Видейринья, колдовавший над холодным грогом, поспешно осушил чашу и взял драгоценную гитару. Гонсало их не удерживал; недружелюбная уклончивость друга обидела его. Тихо, как тени, прошли они через зал, где дремали клавикорды, к которым с восемнадцатого века не притрагивался ни один Рамирес. На площадке лестницы Гонсало поднял подсвечник, чтобы посветить гостям. Тито прикурил от свечи. Его волосатая рука дрожала.
— Так договорились?.. Я приду завтра утром, Гонсало.
— Когда хочешь, Тито.
В сухом ответе фидалго было столько обиды, что Тито замешкался на верхних ступеньках. Потом, тяжело ступая, пошел вниз.
Видейринья был уже на дворе и любовался ясным звездным небом.
— Какая ночь, сеньор доктор!
— Прекрасная ночь, Видейринья… Спасибо. Сегодня ты превзошел себя.
Не успел Гонсало вернуться в портретную и поставить подсвечник, как вдруг загремел зычный голос Тито:
— Гонсало, пойди сюда.
Фидалго бросился вниз. За тополями, на залитой лунным светом дороге, Видейринья настраивал гитару. Тито ждал, сдвинув шляпу на затылок, и, как только Гонсало появился в освещенных дверях, сказал ему:
— Гонсало, ты обиделся… Не надо! Я не хочу, чтоб мы ссорились. Так и быть, слушай! Ты не можешь жениться на этой женщине, потому что у нее был любовник. Не знаю, первый или не первый. Знаю только, что нет на свете второй такой распутницы и лгуньи. Больше не спрашивай. Помни одно: у нее был любовник. За это я могу поручиться, а ты сам знаешь — я никогда не лгу. Он резко повернулся и пошел прочь, сгорбив могучие плечи. Гонсало застыл на ступеньках, глядя на тополя, неподвижные, как он сам. В молчании лунной ночи прозвучало непоправимое слово — и рухнула в грязь манящая мечта о доне Ане, о ее красоте, о ее двухстах тысячах! Гонсало медленно поднялся к себе. Над высоким пламенем свечи на темном холсте портрета желтое, сухое лицо с дерзко вздернутыми усами внимательно и настороженно глядело на него. А далеко, над спящею землей, лилась простодушная песня Видейриньи во славу великого рода:
Уповает лишь на Пайо
Христианская земля:
Пусть он рыцарей скликает
И спасает короля!
X
До поздней ночи Гонсало шагал по комнате и горько думал о том, что всегда, всю жизнь (чуть ли не со школьной скамьи!) он подвергался непрерывным унижениям.

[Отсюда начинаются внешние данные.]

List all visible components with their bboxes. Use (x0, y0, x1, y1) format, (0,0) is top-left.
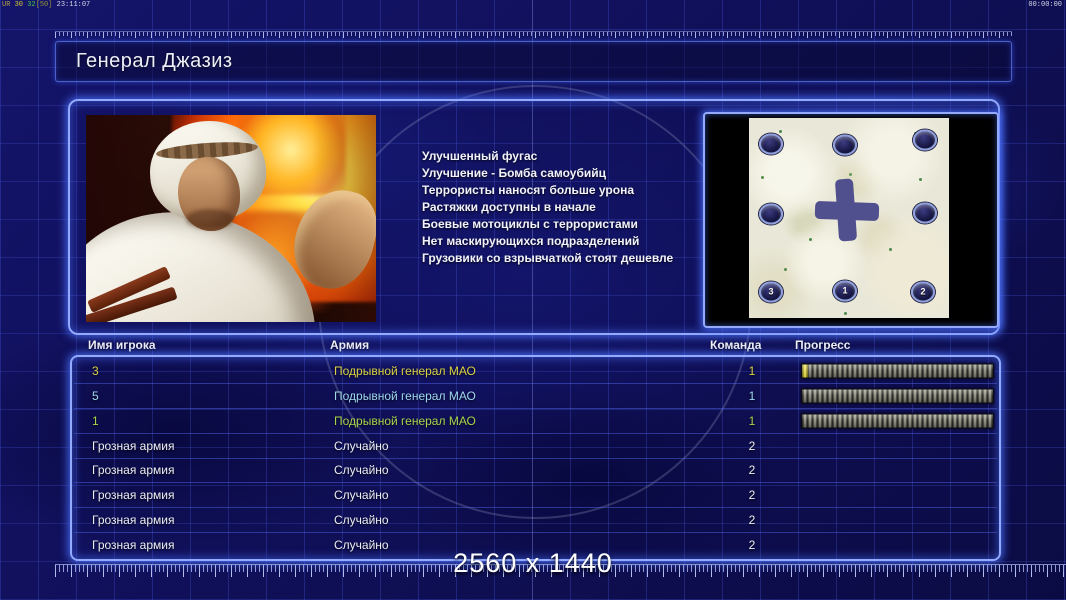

А ведь хотел он самых простых вещей, столь же естественных для всякого другого, как полет для птицы. Ему же раз за разом эти порывы приносили только ущерб, страданья и стыд! Вступая в жизнь, он встретил наперсника, брата, доверчиво привел его под мирный кров «Башни»— и что же? Мерзавец овладевает сердцем Грасиньи и самым оскорбительным образом покидает ее! Затем к нему приходит такое обычное, житейское желание — он хочет попытать счастья в политике… Но случай сталкивает его с тем же самым человеком, ныне находящимся у власти, которую он, Гонсало, так презирал и высмеивал все эти годы! Он открывает вновь обретенному другу двери «Углового дома», доверяясь достоинству, честности, скромности своей сестры, — и что же? Она бросается в объятия изменнику без борьбы, в первый же раз, как остается с ним в укромной беседке! Наконец он задумал жениться на женщине, наделенной и красотой и богатством — и тут же, сразу, является приятель и открывает ему глаза: «Та, кого ты выбрал, Гонсало, — распутница, низкая блудница!» Конечно, нельзя сказать, что он любит эту женщину высокой, благородной любовью. Но он ради собственного комфорта решился отдать в ее прекрасные руки свою неверную судьбу; и снова на него неотвратимо обрушивается привычный, унизительный удар. Поистине, безжалостный рок не щадит его!
— И за что? — бормотал Гонсало, меланхолически раздеваясь. — Столько разочарований за такой недолгий срок… За что? Несчастный я, несчастный!